Vaclav Havel, the playwright who led the Velvet Revolution that ended communism in Czechoslovakia, has died at 75. At a conference in Prague in 1995, Cato research fellow Stanley Kober drew on Havel’s writings to discuss civil society, the spirit of humility, and the case for limited government. He quoted Havel on the essential quality of a free government:
I am in favor of a political system based on the citizen, and recognizing all his fundamental civil and human rights in their universal validity, and equally applied. The sovereignty of the community, the region, the nation, the state–any higher sovereignty, in fact–makes sense only if it is derived from the one genuine sovereignty, that is, from human sovereignty, which finds its political expression in civic sovereignty.

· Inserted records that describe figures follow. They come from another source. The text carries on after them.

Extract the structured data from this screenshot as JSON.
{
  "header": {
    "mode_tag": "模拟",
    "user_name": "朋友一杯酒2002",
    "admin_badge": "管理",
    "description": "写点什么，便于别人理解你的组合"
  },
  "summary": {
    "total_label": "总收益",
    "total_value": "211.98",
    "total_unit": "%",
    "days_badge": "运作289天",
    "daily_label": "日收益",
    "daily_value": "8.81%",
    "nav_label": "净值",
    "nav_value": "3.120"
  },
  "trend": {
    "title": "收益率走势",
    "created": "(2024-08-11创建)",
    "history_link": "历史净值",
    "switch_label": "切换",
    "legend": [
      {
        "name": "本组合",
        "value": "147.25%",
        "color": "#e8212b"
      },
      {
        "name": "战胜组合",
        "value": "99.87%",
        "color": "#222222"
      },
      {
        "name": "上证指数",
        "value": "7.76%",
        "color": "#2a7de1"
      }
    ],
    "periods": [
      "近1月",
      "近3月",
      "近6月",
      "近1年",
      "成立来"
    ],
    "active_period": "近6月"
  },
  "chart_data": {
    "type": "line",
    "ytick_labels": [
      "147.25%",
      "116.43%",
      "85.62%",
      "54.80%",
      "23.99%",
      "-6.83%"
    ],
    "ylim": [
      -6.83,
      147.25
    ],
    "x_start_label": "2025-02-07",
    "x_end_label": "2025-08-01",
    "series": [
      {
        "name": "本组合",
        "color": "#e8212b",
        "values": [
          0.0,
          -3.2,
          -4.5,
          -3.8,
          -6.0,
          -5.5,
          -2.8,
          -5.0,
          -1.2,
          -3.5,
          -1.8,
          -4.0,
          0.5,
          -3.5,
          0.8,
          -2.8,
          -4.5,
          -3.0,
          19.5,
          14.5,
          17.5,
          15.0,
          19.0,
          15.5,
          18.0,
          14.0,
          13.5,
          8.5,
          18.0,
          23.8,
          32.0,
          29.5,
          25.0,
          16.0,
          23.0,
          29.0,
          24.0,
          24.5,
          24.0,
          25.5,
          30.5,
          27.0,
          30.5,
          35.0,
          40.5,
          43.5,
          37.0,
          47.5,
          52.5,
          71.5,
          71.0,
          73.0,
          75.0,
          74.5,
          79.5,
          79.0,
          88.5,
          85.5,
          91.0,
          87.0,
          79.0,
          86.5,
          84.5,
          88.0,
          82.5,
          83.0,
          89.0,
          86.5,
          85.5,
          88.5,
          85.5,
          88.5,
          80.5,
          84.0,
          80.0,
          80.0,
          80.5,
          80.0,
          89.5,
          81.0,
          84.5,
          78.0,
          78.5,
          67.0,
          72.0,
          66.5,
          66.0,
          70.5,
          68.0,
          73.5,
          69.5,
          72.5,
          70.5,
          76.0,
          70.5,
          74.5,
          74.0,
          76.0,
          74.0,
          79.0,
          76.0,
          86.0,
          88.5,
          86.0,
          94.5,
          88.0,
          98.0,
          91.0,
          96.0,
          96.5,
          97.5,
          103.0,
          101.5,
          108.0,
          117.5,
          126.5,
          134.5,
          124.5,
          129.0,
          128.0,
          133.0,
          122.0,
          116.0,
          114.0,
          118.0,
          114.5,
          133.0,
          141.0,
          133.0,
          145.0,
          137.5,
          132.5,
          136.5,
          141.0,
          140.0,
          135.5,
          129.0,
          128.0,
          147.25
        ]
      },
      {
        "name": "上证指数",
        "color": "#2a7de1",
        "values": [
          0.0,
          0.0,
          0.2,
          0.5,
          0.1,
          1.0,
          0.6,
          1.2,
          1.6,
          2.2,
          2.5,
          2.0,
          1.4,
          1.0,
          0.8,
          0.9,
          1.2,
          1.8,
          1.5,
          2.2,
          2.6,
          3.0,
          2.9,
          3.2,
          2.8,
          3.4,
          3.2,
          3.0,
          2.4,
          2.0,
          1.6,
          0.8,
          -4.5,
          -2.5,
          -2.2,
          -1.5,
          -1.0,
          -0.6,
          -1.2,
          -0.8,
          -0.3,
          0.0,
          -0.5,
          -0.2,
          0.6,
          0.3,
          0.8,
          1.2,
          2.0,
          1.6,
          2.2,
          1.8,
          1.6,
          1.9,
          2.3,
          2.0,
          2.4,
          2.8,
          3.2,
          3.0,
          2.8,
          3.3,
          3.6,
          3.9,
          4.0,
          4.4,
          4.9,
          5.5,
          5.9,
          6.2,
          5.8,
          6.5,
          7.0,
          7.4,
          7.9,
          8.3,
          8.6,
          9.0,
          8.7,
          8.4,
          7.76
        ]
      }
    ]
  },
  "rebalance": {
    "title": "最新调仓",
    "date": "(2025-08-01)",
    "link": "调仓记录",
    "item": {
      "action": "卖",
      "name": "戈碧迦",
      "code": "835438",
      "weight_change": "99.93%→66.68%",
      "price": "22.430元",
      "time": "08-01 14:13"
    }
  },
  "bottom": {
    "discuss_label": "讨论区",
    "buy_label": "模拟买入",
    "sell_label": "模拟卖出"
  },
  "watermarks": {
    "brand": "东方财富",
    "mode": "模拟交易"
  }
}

Although Havel sometimes found himself at odds with his successor, Vaclav Klaus, on the extent of the market economy, Cato vice president Jim Dorn related Havel’s commitment to markets at a conference in Shanghai in 1997:
Though my heart be left of centre, I have always known that the only economic system that works is a market economy, in which everything belongs to someone–which means that someone is responsible for everything. It is a system in which complete independence and plurality of economic entities exist within a legal framework, and its workings are guided chiefly by the laws of the marketplace. This is the only natural economy, the only kind that makes sense, the only one that can lead to prosperity, because it is the only one that reflects the nature of life itself.
Vaclav Havel helped Czechoslovakia make the transition from one of the most repressive Communist regimes to one of the most successful post-Communist countries. RIP.